European Silver, Furniture and Ceramics

View full screen - View 1 of Lot 46. A Pair of Regency Silver-Gilt Sugar Vases and Covers, Benjamin Smith II and Benjamin Smith III, London, Retailed by Green, Ward and Green, 1816.

Property from a Canadian Private Collection

A Pair of Regency Silver-Gilt Sugar Vases and Covers, Benjamin Smith II and Benjamin Smith III, London, Retailed by Green, Ward and Green, 1816

Lot Closed

October 20, 06:45 PM GMT

Estimate

25,000 - 35,000 USD

Lot Details

Description

Property from a Canadian Private Collection


A Pair of Regency Silver-Gilt Sugar Vases and Covers, Benjamin Smith II and Benjamin Smith III, London, Retailed by Green, Ward and Green, 1816

after Roman marble models, vase shaped and on square plinths, the lower body fluted above a band of scrolling foliage on a matted ground, the shoulder with a band of acanthus leaves, the cover chased with grapevine and with a bud finial

each marked on foot and cover bezel, the foot further stamped 'Green, Ward and Green, Londini, fecerunt'


48 oz

1493 g

height 7 in.

17.8 cm

Christie's London, November 26, 2013, lot 461

The source of the design for these sugar vases is a Roman funerary urn in the celebrated antique sculpture collection of the 1st Marquess of Lansdowne, identified by David Udy in Piranesi's Vasi, the English Silversmith and his Patrons, Burlington Magazine, December 1978, p. 837, fig. 55-57. Unlike the Warwick Vase, which had been popularized by Piranesi's engravings of the eighteenth century, the Lansdowne urn apparently was reproduced directly in silver before John Duit engraved it around 1813. The design in silver is attributed to the sculptor John Flaxman, who used a variation of the urn in his tomb monument for Sir Thomas Burrell in 1796. Flaxman became Rundell's most important designer around the time the firm became Royal Goldsmiths in 1804. In this period, Digby Scott and Benjamin Smith ran Rundell's workshop, executing the designs and models supplied by the firm in silver and silver-gilt.


A comparable set of eight vases of this design, larger in size and without the handles, were made for George IV as Prince of Wales at a cost of £376 4s. This set can be found in the Royal collection and are illustrated in Carlton House: The Past Glories of George IV's Palace, 1991, cat. no. 95, p. 133 and was manufactured by Benjamin Smith and Benjamin and James Smith in 1808 and 1809.

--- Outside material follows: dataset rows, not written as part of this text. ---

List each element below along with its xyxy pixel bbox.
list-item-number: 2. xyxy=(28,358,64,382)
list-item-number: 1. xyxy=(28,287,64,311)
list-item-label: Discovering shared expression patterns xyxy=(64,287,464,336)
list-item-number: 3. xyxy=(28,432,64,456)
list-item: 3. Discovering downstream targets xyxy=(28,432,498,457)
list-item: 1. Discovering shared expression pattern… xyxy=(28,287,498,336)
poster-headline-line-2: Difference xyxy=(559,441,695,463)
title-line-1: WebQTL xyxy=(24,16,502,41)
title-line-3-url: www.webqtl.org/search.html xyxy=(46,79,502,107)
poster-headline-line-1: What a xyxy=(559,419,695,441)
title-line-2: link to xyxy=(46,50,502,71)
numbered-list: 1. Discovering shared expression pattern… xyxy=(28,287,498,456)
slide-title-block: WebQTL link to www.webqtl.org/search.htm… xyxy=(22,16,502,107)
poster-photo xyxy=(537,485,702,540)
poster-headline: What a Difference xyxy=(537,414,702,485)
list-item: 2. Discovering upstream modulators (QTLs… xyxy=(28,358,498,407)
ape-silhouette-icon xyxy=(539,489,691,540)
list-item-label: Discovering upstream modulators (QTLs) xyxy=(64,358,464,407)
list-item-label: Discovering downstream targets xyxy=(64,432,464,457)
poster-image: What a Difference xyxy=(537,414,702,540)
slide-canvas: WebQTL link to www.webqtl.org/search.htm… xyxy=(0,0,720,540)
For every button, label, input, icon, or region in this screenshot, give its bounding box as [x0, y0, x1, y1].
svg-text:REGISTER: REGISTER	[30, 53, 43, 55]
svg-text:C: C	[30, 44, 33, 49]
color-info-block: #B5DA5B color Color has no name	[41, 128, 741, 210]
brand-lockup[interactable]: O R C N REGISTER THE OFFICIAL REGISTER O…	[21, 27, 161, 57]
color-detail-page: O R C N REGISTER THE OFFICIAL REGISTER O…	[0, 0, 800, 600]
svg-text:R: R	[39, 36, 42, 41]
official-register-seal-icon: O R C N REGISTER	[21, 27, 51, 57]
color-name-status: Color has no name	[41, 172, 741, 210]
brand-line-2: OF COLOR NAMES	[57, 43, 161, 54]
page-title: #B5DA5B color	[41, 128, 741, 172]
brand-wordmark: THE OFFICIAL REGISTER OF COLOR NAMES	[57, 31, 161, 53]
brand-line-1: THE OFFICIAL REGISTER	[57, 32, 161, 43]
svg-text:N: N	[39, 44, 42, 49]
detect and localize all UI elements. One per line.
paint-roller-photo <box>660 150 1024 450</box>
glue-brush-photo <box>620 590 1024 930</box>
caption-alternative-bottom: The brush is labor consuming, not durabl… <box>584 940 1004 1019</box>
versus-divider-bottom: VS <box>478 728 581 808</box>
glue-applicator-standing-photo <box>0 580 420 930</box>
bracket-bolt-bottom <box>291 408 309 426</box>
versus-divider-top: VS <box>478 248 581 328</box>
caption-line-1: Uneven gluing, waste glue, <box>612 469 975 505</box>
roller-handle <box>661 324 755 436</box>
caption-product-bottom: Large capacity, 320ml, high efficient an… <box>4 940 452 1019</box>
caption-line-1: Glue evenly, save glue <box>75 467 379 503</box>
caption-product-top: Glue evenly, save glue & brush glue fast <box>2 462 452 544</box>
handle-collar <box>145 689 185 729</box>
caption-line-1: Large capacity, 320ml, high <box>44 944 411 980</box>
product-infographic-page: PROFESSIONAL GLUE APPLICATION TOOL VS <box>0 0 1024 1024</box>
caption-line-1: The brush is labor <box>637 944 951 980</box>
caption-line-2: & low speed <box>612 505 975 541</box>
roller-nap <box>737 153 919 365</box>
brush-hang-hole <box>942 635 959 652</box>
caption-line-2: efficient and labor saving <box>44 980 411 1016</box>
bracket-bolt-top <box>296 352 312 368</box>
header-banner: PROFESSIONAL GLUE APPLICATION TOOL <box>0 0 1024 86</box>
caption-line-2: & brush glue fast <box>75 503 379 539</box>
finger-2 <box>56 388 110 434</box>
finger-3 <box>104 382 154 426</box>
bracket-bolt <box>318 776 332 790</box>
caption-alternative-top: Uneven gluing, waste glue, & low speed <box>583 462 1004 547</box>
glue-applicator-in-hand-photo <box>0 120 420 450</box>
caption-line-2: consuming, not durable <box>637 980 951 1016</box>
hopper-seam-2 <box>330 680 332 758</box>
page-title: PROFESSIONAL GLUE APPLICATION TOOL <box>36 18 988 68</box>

The retail goldsmiths and jewelers Green & Ward opened business at 1 Ludgate St. in 1789 and continued with minor name changes at 20 Cockspur St., Pall Mall, until 1848. Among many important items they sold were the silver-gilt Wellington Shield designed by Thomas Stothart in 1816 and a massive pair of candelabra by the workshop of Benjamin Smith, 1822, preserved in the Wellington Museum at Apsley House (John Culme, The Directory of Gold and Silversmiths, Vol. 1, pp.194-5).